NoT operates by incrementally replacing elements of a guide network with components from a target architecture. At each stage of this transformation, the new modules are optimized to align with the original network's activations using representational similarity metrics. This alignment process is primarily conducted at the layer level, ensuring that the transformation maintains the guide network's performance. The ultimate goal is to complete the conversion of the guide network into a target architecture, which is then fine-tuned on the desired downstream tasks. The paper demonstrates the capability of NoT to facilitate architectural transformations such as converting CNN layers into fully connected MLPs, adapting vision transformers into token-wise MLPs, or reshaping transformer architectures into RNNs, showcasing that even untrained guide networks can offer significant inductive biases useful for the conversion process.

Experimental Results

In empirical evaluations, NoT demonstrated significant improvements over naive architectural replacement strategies, maintaining substantial portions of the guide network’s original performance despite drastic changes in network architecture. These experiments were conducted across various challenging tasks, including image classification and language modeling, using datasets like ImageNet and Wikitext-103. Notably, replacing ResNet-18 convolutional layers with linear layers resulting in MLP structures showed a large performance increase, nearly bridging the gap to the original network's capabilities. Similarly, transformations from DINOv2 models to Patch-MLPs and from GPT-2 to RNNs preserved a significant portion of the original architectures' accuracy, highlighting NoT’s robustness and versatility.
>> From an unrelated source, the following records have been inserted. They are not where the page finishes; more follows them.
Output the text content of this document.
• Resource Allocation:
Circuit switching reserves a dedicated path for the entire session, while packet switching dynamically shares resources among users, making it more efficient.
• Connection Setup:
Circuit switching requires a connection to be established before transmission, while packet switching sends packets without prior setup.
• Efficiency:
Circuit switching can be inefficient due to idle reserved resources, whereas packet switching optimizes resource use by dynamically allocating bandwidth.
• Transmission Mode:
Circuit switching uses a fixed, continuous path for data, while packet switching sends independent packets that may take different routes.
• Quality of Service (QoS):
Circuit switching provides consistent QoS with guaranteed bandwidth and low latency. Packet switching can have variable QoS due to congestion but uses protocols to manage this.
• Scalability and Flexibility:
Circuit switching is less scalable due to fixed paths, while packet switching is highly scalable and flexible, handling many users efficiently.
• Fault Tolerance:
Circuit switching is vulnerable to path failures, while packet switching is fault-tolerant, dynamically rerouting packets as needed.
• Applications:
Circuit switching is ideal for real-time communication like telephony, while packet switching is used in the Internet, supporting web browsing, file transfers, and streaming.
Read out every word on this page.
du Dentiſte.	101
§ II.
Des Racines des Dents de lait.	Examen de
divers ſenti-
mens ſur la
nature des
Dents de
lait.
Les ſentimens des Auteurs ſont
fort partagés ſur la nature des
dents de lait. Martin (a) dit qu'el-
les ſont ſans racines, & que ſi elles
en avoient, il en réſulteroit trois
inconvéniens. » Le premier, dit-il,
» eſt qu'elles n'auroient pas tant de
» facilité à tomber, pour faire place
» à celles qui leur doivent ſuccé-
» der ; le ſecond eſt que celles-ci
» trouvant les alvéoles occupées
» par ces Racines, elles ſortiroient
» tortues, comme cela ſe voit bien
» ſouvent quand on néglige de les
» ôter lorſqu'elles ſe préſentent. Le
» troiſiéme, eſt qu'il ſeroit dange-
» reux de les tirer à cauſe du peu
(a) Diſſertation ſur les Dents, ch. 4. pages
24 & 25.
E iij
Implications and Future Directions

The implications of NoT are profound, both theoretically and practically. Practically, NoT provides an avenue for developing inference architectures optimized for specific deployment scenarios without resetting the training process for each design iteration. Theoretically, it challenges the deeply ingrained notion that architecture must remain static post-training, suggesting that optimization-centric design may be replaced or supplemented by deployment-focused design strategies. Future research avenues could include exploring optimal architectural selections for guide and target networks tailored toward specific optimization and deployment efficiencies, and further refining the methods to automate and generalize the transformation process across broader architecture families.

Conclusion

Network of Theseus represents a pivotal shift in how we understand and utilize neural network architectures, breaking the conventional bonds between training and inference configurations. This flexibility encourages a reimagining of architectural design principles, promoting efficiency and innovation in neural network deployment. While promising, the authors note limitations, including the resource-intensive nature of their methodology and the need for refined strategies to manage computational costs. Nonetheless, NoT's foundational shift in perspective is an invaluable stride toward more flexible, efficient, and specialist AI systems. This work lays the groundwork for future innovations in neural architecture design and deployment strategies.